Abstract
Background: The prevalence of primary hepatic mucosa-associated lymphoid tissue (MALT) lymphomas is extremely low. Here, we describe a case of this disease misdiagnosed as hepatocellular carcinoma (HCC) and review relevant literature to prevent future misdiagnoses. Case presentation: a 58-year-old woman complained about abdominal pain for more than four months. About two months prior, she came to our hospital with elevated levels of HBV DNA and positive HBsAg and HBcAb. After two months of entecavir treatment, HBV DNA decreased to a normal level. She returned to the hospital with worsened abdominal pain for over a month. Magnetic resonance imaging and systemic positron emission tomography-computed tomography identified two nodes in the liver, and she was diagnosed with HCC. The patient then underwent a laparoscopic hepatectomy. Microscopic examination showed a diffuse infiltrate of small-to-medium-sized lymphocytes and lymphoepithelial lesions. Immunohistochemical staining showed that most of the lymphoid cells were strongly positive for CD20, CD79a, BCL2, IgM and weakly positive for IgD, while negative for CD3, CD10, BCL6, MUM1, CD43, CD5, cyclin D1, CD23, CD30, and PD1. The Ki-67 index of lymphoid cells was 5%. Further pathologic analysis confirmed the diagnosis of primary hepatic MALT lymphoma. The patient received antiviral treatment and recovered well with no sign of relapse for 17 months. Conclusions: Primary hepatic MALT lymphoma is an uncommon disease that is difficult to diagnose and has no widely accepted treatment. Surgical resection is a good choice for both diagnosis and local therapy, and strict follow-up of the patient is essential.
Keywords: Primary hepatic mucosa-associated lymphoid tissue lymphoma, hepatitis B virus, radiological image, misdiagnosis, liver hepatectomy, treatment modality
Introduction
Primary hepatic mucosa-associated lymphoid tissue (MALT) lymphoma, a subtype of hepatic malignant lymphoma, is rarely reported [1,2]. Due to its unclear etiology and pathogenesis, absence of definite manifestations, and the lack of specific imaging features, the diagnosis of MALT lymphoma is difficult, and the misdiagnosis often happens prior to pathological examination [3]. Herein, we present a case of low-grade primary hepatic MALT lymphoma misdiagnosed as hepatocellular carcinoma (HCC) in a patient with a history of chronic infection with hepatitis B virus (HBV). The patient was treated by laparoscopic resection of the left lateral lobe of the liver and was followed for 17 months without relapse.
Case presentation
A 58-year-old female patient with positive HBsAg and HBcAb, fatty liver, gallstones, and hypertension complained of an on-and-off right upper abdominal dull pain, occasional fatigue, headache, and blurred vision for more than four months. No symptoms of fever, nausea, vomiting, loss of appetite, chest pain, diarrhea, constipation, and weight loss were present. She came to our hospital approximately two months prior. Physical examination showed no jaundice, hepatosplenomegaly, or superficial enlarged lymph node, while the routine clinical laboratory values showed slightly increased serum total bilirubin (TBIL), direct bilirubin (DBIL), and HBV DNA. When abdominal ultrasonography was performed, gallstones were detected but without evident space-occupying lesions in the liver. The patient received entecavir treatment for two months, after which the HBV-DNA decreased to a normal level. She returned to our hospital, complaining of a worsened abdominal pain for over one month.

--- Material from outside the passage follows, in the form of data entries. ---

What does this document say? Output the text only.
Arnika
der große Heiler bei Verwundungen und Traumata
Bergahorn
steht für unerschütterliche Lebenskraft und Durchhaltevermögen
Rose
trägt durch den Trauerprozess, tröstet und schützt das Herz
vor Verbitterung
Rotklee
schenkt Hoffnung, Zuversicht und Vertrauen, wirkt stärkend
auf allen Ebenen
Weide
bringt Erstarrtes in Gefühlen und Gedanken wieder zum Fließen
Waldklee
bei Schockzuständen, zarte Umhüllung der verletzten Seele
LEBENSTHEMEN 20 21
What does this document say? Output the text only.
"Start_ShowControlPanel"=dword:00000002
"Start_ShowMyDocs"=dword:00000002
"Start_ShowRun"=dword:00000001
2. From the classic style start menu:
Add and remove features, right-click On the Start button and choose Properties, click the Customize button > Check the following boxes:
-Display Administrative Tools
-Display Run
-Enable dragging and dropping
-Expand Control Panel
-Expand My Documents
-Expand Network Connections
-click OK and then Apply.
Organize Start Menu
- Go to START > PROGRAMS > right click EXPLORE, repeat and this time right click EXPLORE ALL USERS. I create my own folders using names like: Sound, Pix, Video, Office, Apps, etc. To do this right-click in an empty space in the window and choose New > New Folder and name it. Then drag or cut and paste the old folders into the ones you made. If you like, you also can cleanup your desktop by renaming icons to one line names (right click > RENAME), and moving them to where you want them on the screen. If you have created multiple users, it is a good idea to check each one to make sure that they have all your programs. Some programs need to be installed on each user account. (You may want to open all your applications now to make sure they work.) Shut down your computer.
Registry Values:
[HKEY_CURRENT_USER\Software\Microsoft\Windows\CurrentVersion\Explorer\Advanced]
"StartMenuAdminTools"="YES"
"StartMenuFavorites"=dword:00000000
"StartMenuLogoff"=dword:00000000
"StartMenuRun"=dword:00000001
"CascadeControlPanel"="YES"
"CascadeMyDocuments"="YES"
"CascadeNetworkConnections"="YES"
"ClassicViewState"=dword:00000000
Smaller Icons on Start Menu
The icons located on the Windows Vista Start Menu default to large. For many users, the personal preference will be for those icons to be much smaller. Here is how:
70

Laboratory test results showed that the complete blood cell count, including white blood cells, lymphocytes, neutrophils, eosinophils, basophils, monocytes, and platelets, was normal. Liver function test showed slightly increased levels of TBIL and DBIL whereas other values, such as aspartate aminotransferase (AST), alanine aminotransferase (ALT), alkaline phosphatase (ALP), gamma-glutamyl transpeptidase (GGT), and albumin, were within the normal range. Tumor biomarkers, including alpha-fetoprotein (AFP), carbohydrate antigen (CA) 19-9, and carcinoembryonic antigen (CEA), as well as lactate dehydrogenase (LDH) and C-reactive protein (CRP) were also in the normal range. The detection of autoantibodies for autoimmune hepatitis (AIH), including anti-smooth muscle antibodies (ASMA), anti-liver-kidney microsomal antibody (LKM), and anti-mitochondrial antibody (AMA), yielded negative results, except for weakly positive antinuclear antibodies (ANA).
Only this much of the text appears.